Sensation de chaleur imminente, enfin pas tout à fait. Plus ce jeu était attrayant, plus l'envie de retirer la totalité des vêtements qui recouvrait le corps de Cami rendaient mon esprit éperdument perturbé. Mais j'avais encore un peu de force pour jouer la carte de la contradiction, plus forte que mon propre désir, pour simplement rompre certaines limites imposées. Si seulement, elle n'avait pas exercé de ses charmes dans une danse féline et désireuse, je ne me ferais pas autant violence pour ne pas craquer. Accumulation de frissons, de voix saccadées durant ce spectacle si envoûtant, si excitant. Elle n'hésitait pas à me secouer, provoquer, succomber, à un désir qui devenait de plus palpable. Perdu, ailleurs, je n'arrivais pas à décrire les sensations tellement, elle enchaînait de manière à ce que ma respiration perde de sa constance, pourtant quelque chose me poussait à aller à l'inverse de son comportement.

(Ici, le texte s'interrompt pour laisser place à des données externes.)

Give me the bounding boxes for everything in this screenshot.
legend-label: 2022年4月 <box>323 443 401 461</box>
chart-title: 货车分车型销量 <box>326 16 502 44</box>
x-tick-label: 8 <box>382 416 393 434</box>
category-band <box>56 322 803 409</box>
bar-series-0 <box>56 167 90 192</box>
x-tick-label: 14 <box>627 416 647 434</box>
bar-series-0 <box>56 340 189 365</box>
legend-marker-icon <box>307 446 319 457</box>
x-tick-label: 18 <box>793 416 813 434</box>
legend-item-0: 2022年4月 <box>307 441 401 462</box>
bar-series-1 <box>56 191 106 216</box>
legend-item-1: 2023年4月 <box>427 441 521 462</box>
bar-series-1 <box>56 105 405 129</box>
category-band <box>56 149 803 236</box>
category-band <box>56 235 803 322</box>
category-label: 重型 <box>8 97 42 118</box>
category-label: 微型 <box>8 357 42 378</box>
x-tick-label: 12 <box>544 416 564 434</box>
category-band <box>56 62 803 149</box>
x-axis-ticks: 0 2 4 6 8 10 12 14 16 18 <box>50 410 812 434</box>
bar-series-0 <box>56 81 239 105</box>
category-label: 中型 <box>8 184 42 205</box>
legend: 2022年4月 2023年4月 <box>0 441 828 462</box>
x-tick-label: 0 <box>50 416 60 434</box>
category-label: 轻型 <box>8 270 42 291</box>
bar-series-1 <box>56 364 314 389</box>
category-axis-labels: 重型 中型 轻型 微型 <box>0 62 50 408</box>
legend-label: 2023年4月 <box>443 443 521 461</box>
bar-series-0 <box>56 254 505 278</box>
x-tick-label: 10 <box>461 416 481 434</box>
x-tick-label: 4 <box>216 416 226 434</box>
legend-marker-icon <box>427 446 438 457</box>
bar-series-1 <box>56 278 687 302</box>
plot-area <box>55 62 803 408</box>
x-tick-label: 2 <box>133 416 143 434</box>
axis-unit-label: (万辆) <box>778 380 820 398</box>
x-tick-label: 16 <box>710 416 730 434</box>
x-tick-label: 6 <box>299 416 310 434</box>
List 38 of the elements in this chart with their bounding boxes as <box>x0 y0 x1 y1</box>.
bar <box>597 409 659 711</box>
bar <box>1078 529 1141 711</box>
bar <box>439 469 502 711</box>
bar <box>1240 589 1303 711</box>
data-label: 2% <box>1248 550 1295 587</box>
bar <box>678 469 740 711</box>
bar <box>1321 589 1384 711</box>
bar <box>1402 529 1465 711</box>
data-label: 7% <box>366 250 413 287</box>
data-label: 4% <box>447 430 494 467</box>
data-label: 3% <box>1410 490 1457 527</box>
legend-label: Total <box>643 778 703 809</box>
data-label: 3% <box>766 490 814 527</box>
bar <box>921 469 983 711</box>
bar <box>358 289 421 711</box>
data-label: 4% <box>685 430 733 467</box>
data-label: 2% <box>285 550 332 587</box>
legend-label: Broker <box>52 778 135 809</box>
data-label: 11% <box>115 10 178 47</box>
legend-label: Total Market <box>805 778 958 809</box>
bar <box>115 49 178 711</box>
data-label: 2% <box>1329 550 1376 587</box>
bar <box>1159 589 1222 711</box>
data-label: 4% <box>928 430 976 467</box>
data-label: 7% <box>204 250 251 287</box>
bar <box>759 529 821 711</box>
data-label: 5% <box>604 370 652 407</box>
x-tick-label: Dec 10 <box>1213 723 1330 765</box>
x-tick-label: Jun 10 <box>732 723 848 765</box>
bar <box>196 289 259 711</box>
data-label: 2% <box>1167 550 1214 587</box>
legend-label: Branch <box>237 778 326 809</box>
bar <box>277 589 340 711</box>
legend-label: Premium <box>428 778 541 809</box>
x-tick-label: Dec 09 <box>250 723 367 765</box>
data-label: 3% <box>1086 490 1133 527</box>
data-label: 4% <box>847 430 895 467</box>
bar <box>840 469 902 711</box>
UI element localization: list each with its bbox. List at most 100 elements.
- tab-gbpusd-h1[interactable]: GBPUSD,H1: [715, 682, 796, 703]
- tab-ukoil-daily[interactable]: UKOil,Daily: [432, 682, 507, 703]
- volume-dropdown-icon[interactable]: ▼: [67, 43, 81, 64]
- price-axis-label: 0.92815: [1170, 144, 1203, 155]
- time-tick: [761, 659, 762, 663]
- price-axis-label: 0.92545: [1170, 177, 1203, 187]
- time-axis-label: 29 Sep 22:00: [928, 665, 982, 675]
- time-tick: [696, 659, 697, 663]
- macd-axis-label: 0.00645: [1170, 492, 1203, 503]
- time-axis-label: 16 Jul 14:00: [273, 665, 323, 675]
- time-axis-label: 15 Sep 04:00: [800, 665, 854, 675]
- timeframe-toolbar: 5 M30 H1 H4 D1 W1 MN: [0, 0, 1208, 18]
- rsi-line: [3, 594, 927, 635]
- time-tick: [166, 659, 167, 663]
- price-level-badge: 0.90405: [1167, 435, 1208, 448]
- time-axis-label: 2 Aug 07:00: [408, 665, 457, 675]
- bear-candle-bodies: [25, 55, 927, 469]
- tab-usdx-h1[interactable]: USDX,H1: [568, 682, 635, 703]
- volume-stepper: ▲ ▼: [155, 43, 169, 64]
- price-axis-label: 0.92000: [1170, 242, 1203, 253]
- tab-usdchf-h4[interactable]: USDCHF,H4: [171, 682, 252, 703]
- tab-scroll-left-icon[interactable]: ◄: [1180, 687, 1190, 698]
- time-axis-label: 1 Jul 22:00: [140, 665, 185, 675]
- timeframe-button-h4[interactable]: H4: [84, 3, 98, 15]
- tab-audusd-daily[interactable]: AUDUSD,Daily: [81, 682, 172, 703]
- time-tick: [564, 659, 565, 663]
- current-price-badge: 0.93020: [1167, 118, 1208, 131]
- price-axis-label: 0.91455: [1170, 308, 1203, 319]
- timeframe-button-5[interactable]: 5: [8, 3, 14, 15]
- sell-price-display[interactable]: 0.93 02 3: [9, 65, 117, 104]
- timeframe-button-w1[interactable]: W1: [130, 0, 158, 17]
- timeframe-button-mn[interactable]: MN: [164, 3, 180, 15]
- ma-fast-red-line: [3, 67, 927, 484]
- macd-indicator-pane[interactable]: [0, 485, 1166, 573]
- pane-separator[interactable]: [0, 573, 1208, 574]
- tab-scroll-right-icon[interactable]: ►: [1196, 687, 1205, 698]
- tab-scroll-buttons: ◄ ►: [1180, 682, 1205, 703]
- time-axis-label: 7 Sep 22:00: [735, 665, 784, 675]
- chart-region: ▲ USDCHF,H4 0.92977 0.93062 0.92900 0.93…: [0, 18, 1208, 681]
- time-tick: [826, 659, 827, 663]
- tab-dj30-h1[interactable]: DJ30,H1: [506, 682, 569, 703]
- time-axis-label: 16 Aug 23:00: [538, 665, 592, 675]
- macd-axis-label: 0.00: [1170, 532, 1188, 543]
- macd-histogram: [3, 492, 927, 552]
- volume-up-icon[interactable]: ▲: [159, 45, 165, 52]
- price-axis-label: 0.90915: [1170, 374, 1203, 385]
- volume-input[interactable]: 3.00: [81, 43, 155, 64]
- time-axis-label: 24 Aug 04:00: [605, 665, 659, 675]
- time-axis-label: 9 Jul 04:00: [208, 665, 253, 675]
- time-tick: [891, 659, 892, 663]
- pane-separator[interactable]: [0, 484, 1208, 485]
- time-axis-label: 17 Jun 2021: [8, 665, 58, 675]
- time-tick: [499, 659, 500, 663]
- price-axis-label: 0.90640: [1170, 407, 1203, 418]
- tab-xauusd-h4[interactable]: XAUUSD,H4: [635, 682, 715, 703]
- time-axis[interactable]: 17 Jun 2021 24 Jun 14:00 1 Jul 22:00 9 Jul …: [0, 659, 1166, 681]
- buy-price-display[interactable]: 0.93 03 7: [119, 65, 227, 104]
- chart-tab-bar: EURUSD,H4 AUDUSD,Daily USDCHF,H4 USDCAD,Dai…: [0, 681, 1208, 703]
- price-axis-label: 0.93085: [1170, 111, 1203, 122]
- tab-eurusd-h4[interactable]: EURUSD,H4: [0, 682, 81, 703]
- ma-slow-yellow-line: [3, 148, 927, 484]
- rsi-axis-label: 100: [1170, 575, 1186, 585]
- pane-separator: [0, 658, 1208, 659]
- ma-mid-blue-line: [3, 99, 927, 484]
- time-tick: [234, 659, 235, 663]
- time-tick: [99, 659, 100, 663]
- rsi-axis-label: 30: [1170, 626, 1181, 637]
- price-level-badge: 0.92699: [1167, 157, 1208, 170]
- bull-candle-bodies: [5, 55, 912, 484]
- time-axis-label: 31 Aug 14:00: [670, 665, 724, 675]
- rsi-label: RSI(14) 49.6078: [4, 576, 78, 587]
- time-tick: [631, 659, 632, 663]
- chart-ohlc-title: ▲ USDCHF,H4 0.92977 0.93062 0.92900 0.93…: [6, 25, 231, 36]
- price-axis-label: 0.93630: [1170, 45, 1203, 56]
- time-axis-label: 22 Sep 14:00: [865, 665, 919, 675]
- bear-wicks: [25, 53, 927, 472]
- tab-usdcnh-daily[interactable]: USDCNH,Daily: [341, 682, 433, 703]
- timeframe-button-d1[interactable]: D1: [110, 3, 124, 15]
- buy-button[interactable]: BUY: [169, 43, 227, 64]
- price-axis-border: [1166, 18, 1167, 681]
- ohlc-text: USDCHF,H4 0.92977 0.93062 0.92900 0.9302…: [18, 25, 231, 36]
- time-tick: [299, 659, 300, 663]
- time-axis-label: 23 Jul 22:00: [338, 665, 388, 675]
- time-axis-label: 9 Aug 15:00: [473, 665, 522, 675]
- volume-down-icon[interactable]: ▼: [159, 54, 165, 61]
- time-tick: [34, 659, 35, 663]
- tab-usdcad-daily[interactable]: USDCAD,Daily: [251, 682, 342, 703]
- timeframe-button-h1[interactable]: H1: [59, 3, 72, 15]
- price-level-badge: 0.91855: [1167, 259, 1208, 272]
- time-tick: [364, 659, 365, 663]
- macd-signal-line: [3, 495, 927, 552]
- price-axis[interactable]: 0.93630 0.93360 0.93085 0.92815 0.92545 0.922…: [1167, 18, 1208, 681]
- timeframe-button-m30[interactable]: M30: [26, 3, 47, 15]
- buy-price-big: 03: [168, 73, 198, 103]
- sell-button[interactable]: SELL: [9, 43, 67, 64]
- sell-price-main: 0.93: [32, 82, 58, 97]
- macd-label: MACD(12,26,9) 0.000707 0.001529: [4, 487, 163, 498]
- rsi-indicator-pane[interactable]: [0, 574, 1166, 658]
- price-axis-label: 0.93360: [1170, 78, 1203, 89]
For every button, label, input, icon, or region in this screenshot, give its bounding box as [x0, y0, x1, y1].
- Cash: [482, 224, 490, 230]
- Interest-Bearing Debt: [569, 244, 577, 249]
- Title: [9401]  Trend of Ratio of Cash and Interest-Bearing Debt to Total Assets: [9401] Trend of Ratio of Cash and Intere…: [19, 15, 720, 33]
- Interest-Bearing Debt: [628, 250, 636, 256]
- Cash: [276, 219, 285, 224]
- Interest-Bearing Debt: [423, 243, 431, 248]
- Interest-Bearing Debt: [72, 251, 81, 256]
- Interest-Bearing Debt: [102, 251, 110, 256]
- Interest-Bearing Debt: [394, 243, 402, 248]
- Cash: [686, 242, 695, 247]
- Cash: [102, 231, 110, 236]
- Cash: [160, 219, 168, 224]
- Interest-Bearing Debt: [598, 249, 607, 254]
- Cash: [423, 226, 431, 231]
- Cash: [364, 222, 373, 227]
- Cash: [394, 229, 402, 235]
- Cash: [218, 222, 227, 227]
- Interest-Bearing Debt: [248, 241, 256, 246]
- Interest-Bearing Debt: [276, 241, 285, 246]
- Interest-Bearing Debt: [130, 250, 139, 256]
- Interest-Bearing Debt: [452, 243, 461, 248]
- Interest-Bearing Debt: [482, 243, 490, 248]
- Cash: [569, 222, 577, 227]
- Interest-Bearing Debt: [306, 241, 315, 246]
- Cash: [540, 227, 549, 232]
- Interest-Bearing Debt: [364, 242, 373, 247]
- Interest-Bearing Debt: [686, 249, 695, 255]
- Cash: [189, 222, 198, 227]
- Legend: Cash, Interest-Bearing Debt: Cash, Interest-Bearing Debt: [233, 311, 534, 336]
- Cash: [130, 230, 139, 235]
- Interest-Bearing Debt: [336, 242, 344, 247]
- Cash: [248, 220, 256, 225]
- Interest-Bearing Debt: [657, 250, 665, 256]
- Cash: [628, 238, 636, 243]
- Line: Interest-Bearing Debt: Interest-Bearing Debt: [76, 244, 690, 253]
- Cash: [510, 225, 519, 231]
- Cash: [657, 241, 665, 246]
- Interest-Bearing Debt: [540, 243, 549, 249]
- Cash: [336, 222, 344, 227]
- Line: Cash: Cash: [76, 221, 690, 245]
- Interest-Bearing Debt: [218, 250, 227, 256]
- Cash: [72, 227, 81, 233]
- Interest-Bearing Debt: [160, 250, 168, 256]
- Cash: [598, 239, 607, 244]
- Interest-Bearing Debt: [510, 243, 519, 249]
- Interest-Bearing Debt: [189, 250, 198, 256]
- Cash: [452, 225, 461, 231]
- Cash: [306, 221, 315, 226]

Son souffle dangereux, ses gestuelles aguicheuses, elle avait l'air sure d'elle dans ce qu'elle entreprenait. L'effet de sa main dans un contexte brisant une proximité intime puisant une certaine lenteur à quitter un des meilleurs moyens de faire perdre mes mots définitivement. Je ne pouvais plus contrôler le manque d'air tellement cette atmosphère aphrodisiaque me trahissait. La sensation de ses lèvres respirant la révolution demeurait un vrai supplice de pas lui arracher, par exemple, les éléments provocants. Peut-être aurais-je fini de craquer si elle n'avait pas prononcé certains mots comme  « On peut dire que j'ai gagné ? ».  J'étais joueur au point de prendre le risque de me brûler. Alors, non, elle n'avait pas gagné ? Gagné quoi, d'ailleurs ? Elle se créait aussi sa frustration, alors le jeu était loin, d'être fini.

Je m'approchais de son oreille tout en empoignant sa main responsable de cette montée d'excitation pour la plaquer fortement contre la porte. Je tentais de retrouver mon souffle grace au sien et laissais un long silence s'installer. Il fallait que je lui tienne tête, que je ne succombe pas maintenant. Ce serait voir sa victoire au fond de ses yeux complètement, et j'aurais eu dû mal à l'accepter. Alors il ne fallait pas capituler sans avoir été jusqu'au bout. Je quittais sa joue n'hésitant pas une seule seconde à cogner volontairement la sienne. Je descendais, alors, mon regard dans ce décor pur et d'une logique irrévocable qui me fit fixer un court moment. J'agrippais encore plus nos corps dans une poigne d'impatience pour le déplacer contre un mur de la chambre.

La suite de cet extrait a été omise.